I come across one grouping of tables, and I practically swoon when I see who’s stationed there—first up, Alec Baldwin, then Candace Bushnell, Jay McInerney, Barbara Walters, and then a couple down from them, the one who excites me most of all, Bethenny Frankel. On the other side of the table, I see spots for the Countess from Real Housewives New York and a bunch of New York Times bestsellers and my friend Stephanie Klein and . . . me? Wait, I’m with them?

Oh, my God, I’m at the “big table.” I’m rock star adjacent! For the first time in my life, it’s like I’m finally sitting with the adults at Thanksgiving! I can turn around and touch Bethenny or Barbara, because they’re both right behind me. Suddenly I’m very, very grateful to the manager for helping me feel like I’m not one huge party crasher.

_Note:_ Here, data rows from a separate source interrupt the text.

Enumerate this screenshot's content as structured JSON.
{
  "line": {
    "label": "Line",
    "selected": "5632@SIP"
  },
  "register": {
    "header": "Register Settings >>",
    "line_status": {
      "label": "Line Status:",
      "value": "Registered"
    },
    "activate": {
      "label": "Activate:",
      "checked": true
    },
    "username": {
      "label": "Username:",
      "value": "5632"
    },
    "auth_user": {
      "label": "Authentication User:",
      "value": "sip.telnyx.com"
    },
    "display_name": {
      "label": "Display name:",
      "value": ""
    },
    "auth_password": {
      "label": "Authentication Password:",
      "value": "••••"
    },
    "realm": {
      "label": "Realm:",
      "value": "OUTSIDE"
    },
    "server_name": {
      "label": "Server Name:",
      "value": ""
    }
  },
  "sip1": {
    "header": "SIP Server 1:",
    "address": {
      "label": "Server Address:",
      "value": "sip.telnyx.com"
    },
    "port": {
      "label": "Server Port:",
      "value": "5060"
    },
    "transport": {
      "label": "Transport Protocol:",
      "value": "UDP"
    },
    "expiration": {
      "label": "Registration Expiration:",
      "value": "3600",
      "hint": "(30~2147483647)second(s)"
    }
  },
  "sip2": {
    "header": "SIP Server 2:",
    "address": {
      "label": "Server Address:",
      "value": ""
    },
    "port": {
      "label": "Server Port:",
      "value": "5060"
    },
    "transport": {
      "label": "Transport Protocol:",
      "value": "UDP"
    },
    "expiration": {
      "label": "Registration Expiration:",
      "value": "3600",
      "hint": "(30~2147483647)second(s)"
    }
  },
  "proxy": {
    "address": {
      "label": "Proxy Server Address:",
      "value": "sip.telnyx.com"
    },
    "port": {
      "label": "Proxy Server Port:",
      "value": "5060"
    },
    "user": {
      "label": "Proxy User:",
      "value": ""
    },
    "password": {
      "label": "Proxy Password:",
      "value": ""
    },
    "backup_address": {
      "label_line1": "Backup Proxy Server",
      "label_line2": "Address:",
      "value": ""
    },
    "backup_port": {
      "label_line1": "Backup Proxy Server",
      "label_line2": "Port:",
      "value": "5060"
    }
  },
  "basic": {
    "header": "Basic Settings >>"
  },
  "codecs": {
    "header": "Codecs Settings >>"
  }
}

“Stephanie,” I hiss behind the back of the author seated between us. “Do you see who we’re sitting with? Do you see? Ohmigod, ohmigod, ohmigod!”

Stephanie’s from New York and so doesn’t go into superridiculous tourist mode when she encounters famous people. Actually, she’s so cool and at ease with the situation, when she suggests I talk to some of my idols before it gets busy, I actually do.

I turn around and introduce myself to Bethenny, and she couldn’t be nicer or less intimidating. She’s stunning in person, and taller than you’d think. Plus, she’s wearing a madras dress, yet I do not take this opportunity to explain that her fabric choice makes us besties. Score one for self-control!

Stephanie gets some shots of us together, and Bethenny and I discuss, for lack of a better or less pretentious term, our craft. Bethenny worked with a coauthor on her Naturally Thin book and tells me she wrote the first draft and then went over the final draft, but her coauthor did everything in between. “Don’t you find that part so hard?” she asks me. “Does anyone work with you to write the middle of your books?”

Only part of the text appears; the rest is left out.